Mais ne voulant pas la révéler, je n'en dirais pas plus.
C'est une BD de grande qualité que je conseille vivement.
Clouée, que j'ai été, y a pas à dire !
Gibrat est sans doute l'un de mes dessinateurs préférés, cela ne fait maintenant plus aucun doute. Cécile est d'une rare beauté, on ne peut qu'être émerveillé devant le spectacle que nous offre Gibrat. Ses dessins réalistes assorties aux couleurs mettent directement le lecteur dans l'ambiance "d'époque", et on se laisse emporter par ce magnifique récit, si humain et cruel à la fois.
Le titre prend, dans cette suite et fin, tout son sens. "Le sursis"... Je m'attendais à tout sauf à cela, ça on peut dire que je ne l'ai pas vu venir ! C'est très beau. tout au long de cet album, on se dit que c'est gagné etc, on y croit, mais voilà... Quel profond sentiment d'injustice on a, à la fin...
Ca m'a vraiment fait quelque chose. Les bd qui sucitent de l'émotion sont rares, celles qui retournent le ventre le sont encore plus... J'ai été très touchée.
Le "Le sursis" est une série magnifique à posséder, sans aucun doute !
Dans une histoire comprenant deux tomes, il y a le 1er qui place l'histoire, les personnages etc... Et le 2ème qui nous livre le dénouement... Et question dénouement, on peut dire que celui-là vaut le détour... On en comprend d'ailleurs le sens du titre... Tout cela est même tragique...
Enfin tout ça pour dire que ce tome est vraiment génial ! On s'attache vraiment aux personnages, et surtout à Cécile !
En tout cas, l'histoire s'accélère vraiment, l'arrivée de Paul donne un peu de souffle et de nouveauté à l'histoire...
Et pis sinon, pour les dessins de Gibrat, c'est comme dans le 1er tome, tout simplement génial, j'adore !
un magnifique second tome, le dessin, le scénario sont parfaitement maîtrisés. c'est un régal d'observer les planches de Gibrat, le dessin est bien détaillé les couleurs proches de l'aquarelle nous rapprochent de l'Histoire et de la mélancolie de ce scénario. Le scénario permet de mettre en parallèle un amour "Presque" impossible avec la joie, l'excitation de leur rencontre, et la tristesse la colère que dégage la guerre. "Le sursis" prend ici un sens .... Une série absolument magnifique qui dégage énormement d'émotion et de valeur. A lire absolument.

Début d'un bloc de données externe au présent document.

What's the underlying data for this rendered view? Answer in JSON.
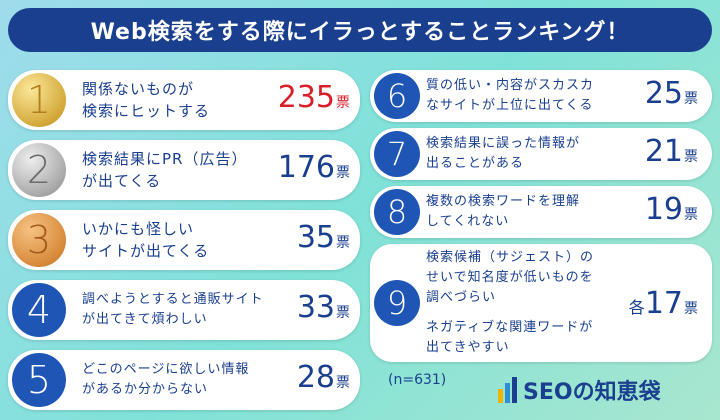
{
  "title": "Web検索をする際にイラっとすることランキング！",
  "unit": "票",
  "left": [
    {
      "rank": "1",
      "lines": [
        "関係ないものが",
        "検索にヒットする"
      ],
      "count": "235"
    },
    {
      "rank": "2",
      "lines": [
        "検索結果にPR（広告）",
        "が出てくる"
      ],
      "count": "176"
    },
    {
      "rank": "3",
      "lines": [
        "いかにも怪しい",
        "サイトが出てくる"
      ],
      "count": "35"
    },
    {
      "rank": "4",
      "lines": [
        "調べようとすると通販サイト",
        "が出てきて煩わしい"
      ],
      "count": "33"
    },
    {
      "rank": "5",
      "lines": [
        "どこのページに欲しい情報",
        "があるか分からない"
      ],
      "count": "28"
    }
  ],
  "right": [
    {
      "rank": "6",
      "lines": [
        "質の低い・内容がスカスカ",
        "なサイトが上位に出てくる"
      ],
      "count": "25"
    },
    {
      "rank": "7",
      "lines": [
        "検索結果に誤った情報が",
        "出ることがある"
      ],
      "count": "21"
    },
    {
      "rank": "8",
      "lines": [
        "複数の検索ワードを理解",
        "してくれない"
      ],
      "count": "19"
    }
  ],
  "ninth": {
    "rank": "9",
    "lines_a": [
      "検索候補（サジェスト）の",
      "せいで知名度が低いものを",
      "調べづらい"
    ],
    "lines_b": [
      "ネガティブな関連ワードが",
      "出てきやすい"
    ],
    "prefix": "各",
    "count": "17"
  },
  "note": "(n=631)",
  "logo": "SEOの知恵袋",
  "colors": {
    "navy": "#1a3f8f",
    "red": "#d8202a",
    "blue_badge": "#1f56b5"
  }
}
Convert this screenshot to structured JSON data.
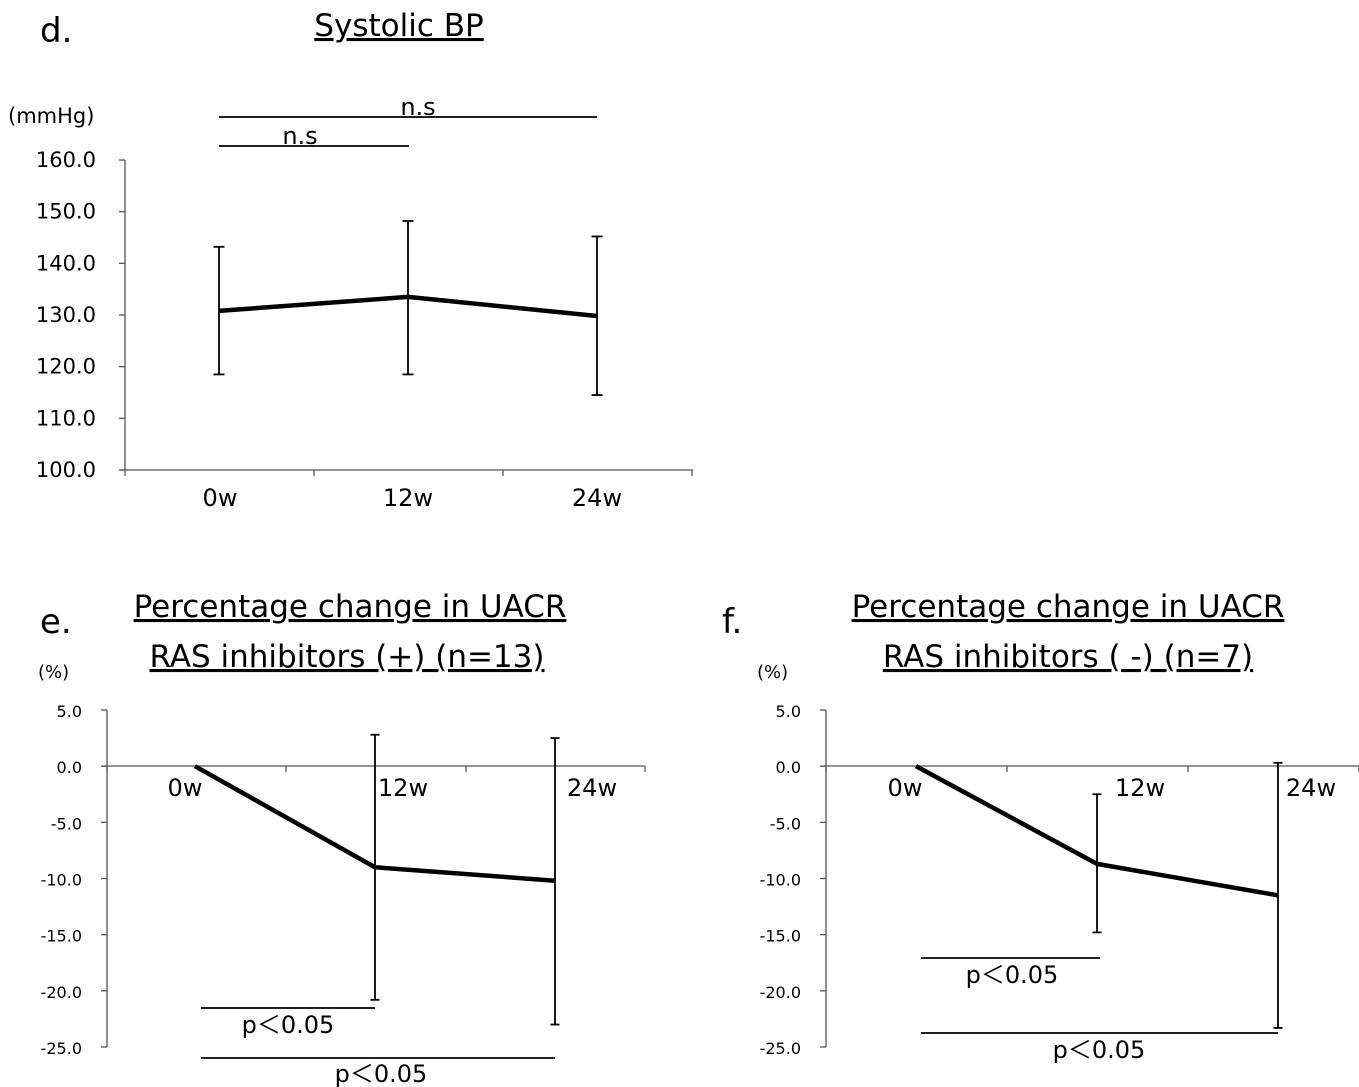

On attendait beaucoup de ce second tome du "Le sursis" lors de sa sortie fin 1999 (déjà !). Les débuts de Gibrat en tant qu'auteur complet (scénariste et dessinateur) avaient révélé aux yeux du monde bédéphile le talent immense d'un homme discret. Tellement talentueux que le bougre est parvenu à faire une suite (et fin) à la mesure de l'original, c'est-à-dire exceptionnelle.
Il faut dire que "Le sursis" a d'emblée été conçu comme une histoire en deux tomes, et que vous ne trouverez pas d'artifice scénaristique grossier pour délayer une sauce appréciée par les convives (je ne vise personne !). Gibrat envoûte sans jamais ennuyer, les dialogues et commentaires sont extrêmement bien sentis, le dessin est toujours aussi somptueux. Chaque scène du Sursis est à sa place, aucun mot de trop n'est prononcé. En bon artisan, Gibrat a soigneusement placé chacune des pierres de son édifice. On ne voit pas laquelle il pourrait retirer tant l'ensemble se tient admirablement.
Cécile et Julien vont enfin se retrouver, dès les premières planches de l'album. Le jeune homme, toujours officiellement mort, reçoit clandestinement la visite de celle qu'il a tant admirée derrière les persiennes de sa planque. Les Allemands lâchant chaque jour du terrain face aux Russes et aux Américains, la situation évolue peu à peu dans le village aveyronnais où vivent les tourtereaux. Et Serge, le milicien, a beau arrêter le résistant Paul, l'Histoire est en marche et Cécile et Julien rêvent à leur liberté retrouvée...
Le dénouement est une merveille. Le titre de la série s'impose comme une évidence et l'on referme l'album la gorge serrée. Conscient d'avoir découvert une bande dessinée d'exception qu'on relira très vite avec un plaisir intact.